POLITICS

White House Official Feels 'Nervousness' About Dodd's Regulatory Plan

03/18/2010 05:12 am ET | Updated May 25, 2011

(Updated with response from Dodd's office; see below.)

One of the president's top economic advisers expressed concerns Friday that financial regulatory reforms proposed by Sen. Chris Dodd (D-Conn.) would take too long to become operational and would in some respects be ineffective.

Austan Goolsbee, who sits on the White House's Council of Economic Advisers, said he felt some "nervousness" about Dodd's proposal to create a committee independent of the Federal Reserve to oversee risks in the financial system and police potential threats to the economy.

"The administration's view is that systemic institutions ought to be governed by the Fed," Goolsbee said. A different group could be charged with looking at problems on the horizon, "The Dodd version is 'let's combine both of those and create some new agency,'" he said. "I am a little worried that to create that new agency would take a long time and by the time you got to that we are back into this world."

Speaking at Bloomberg News's Washington Summit, Goolsbee compared Dodd's blueprint for financial regulation to the type of system seen in England, then noted that "they have a lot of problems in the U.K. as well." The chief concern, Goolsbee stressed, was to have strong coordination within a regulatory body. Splitting up functions -- as the Dodd bill proposes -- could, he predicted, lead to missed warning signs or bureaucratic mishaps.

"There has always been an issue that in a moment of crisis, where the Fed is out there trying to figure out what to do, if they are not integrally involved with the actual regulation and oversight of the institutions, you can, if you do it wrong, get into a left hand doesn't know what the right hand is doing crisis," Goolsbee said.

Dodd, who chairs the Senate Banking Committee, has put forward what is regarded as the most aggressive of the three official proposals for re-regulating the markets. The senator has called for overhauling the existing regulatory establishment -- in part by removing powers from the Fed and the Federal Deposit Insurance Corp. and creating three new agencies to oversee the financial system, protect consumers, and anticipate future crises. Dodd's proposals have, however, come under attack from industry groups, and House leaders have, as The Washington Post put it, found parts of the proposal "untenable." One of the concerns from the administration is that the Dodd plan is simply too sweeping and ambitious to make it through Congress.

UPDATE:

Kirstin Brost, a spokesman for Dodd on the Senate Banking Committee, emailed the Huffington Post taking umbrage with various of Goolsbee's assertions.

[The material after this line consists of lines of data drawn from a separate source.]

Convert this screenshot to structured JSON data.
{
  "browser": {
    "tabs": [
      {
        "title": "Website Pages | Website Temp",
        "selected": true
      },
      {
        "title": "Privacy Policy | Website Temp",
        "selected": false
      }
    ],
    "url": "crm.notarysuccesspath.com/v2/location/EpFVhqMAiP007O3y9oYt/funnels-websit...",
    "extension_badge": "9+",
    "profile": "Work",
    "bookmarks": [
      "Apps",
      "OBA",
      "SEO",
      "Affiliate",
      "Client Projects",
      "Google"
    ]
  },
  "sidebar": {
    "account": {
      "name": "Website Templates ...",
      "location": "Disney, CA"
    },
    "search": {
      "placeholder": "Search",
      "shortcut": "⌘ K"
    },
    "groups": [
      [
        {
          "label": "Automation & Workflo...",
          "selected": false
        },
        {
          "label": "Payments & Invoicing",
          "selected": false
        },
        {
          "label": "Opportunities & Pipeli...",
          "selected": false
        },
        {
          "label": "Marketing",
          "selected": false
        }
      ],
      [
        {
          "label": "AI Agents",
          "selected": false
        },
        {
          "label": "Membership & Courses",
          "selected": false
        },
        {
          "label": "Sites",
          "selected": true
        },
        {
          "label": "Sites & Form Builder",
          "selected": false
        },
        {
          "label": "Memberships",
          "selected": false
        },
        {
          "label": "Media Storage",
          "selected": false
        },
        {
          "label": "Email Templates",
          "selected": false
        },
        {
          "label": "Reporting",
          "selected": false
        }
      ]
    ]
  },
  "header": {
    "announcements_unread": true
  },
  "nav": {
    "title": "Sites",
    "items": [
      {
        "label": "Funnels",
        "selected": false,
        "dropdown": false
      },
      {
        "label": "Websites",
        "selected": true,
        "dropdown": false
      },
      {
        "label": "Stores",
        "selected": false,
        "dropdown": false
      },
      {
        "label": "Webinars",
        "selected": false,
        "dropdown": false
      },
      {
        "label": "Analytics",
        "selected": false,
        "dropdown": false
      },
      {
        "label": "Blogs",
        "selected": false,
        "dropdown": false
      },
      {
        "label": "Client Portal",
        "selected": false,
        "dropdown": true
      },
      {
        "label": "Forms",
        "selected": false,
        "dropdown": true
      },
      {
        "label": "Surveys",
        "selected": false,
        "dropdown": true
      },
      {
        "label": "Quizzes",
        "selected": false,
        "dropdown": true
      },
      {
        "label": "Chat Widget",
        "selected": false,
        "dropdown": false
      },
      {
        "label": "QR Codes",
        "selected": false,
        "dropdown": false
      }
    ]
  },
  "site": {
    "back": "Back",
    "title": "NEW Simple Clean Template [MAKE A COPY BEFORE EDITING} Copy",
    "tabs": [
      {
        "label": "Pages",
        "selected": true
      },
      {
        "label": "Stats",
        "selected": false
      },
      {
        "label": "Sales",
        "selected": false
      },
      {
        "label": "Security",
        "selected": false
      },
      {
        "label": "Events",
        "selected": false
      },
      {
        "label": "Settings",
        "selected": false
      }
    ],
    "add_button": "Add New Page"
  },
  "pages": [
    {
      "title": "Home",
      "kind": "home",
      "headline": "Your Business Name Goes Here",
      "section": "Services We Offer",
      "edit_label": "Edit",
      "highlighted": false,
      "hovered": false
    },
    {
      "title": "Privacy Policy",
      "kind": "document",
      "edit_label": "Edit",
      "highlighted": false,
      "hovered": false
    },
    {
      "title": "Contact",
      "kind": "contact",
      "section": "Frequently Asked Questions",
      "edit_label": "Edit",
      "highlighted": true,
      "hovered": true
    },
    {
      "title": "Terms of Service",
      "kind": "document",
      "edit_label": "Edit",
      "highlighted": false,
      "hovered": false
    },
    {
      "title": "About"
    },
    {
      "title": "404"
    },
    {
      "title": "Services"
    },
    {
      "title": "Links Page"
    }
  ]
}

Where Goolsbee suggested that regulatory functions would best be housed under one roof -- the Federal Reserve's -- Brost notes that, "giving the Federal Reserve too many responsibilities led to missed warning signs" in the first place.

In regards to his comparison of the regulatory framework under Dodd's plan to that in the U.K., Brost writes: "The last thing we would want would be to set up a UK style regulator. The FSA in the UK merges regulations for banks, securities, insurance, and consumer protections into one agency. Dodd's proposal does the opposite. The crisis taught us that when an agency has too many responsibilities it won't do any of them well. Dodd's bill creates a single bank regulator, a consumer financial protection agency, and a systemic risk regulator and also preserves the SEC, FDIC, CFTC, NCUA, 50 state bank regulators, and 50 state insurance commissioners."

Finally, Brost pushes back on Goolsbee's suggestion that if you remove responsibilities from the Fed, you could create a system where information is not shared between agencies and crises are missed.

"We keep the Federal Reserve integrally involved with a seat on the boards of the FDIC, the single prudential bank regulator, and the systemic risk regulator," she writes. "Dodd's proposal will ensure that the Fed has the ability to get whatever information they need from banks and other regulators in order to do their job on monetary policy and as lender of last resort.

"Dodd wants to focus and strengthen the Federal Reserve's ability to do their core functions - monetary policy, lender of last resort, and payment systems supervision."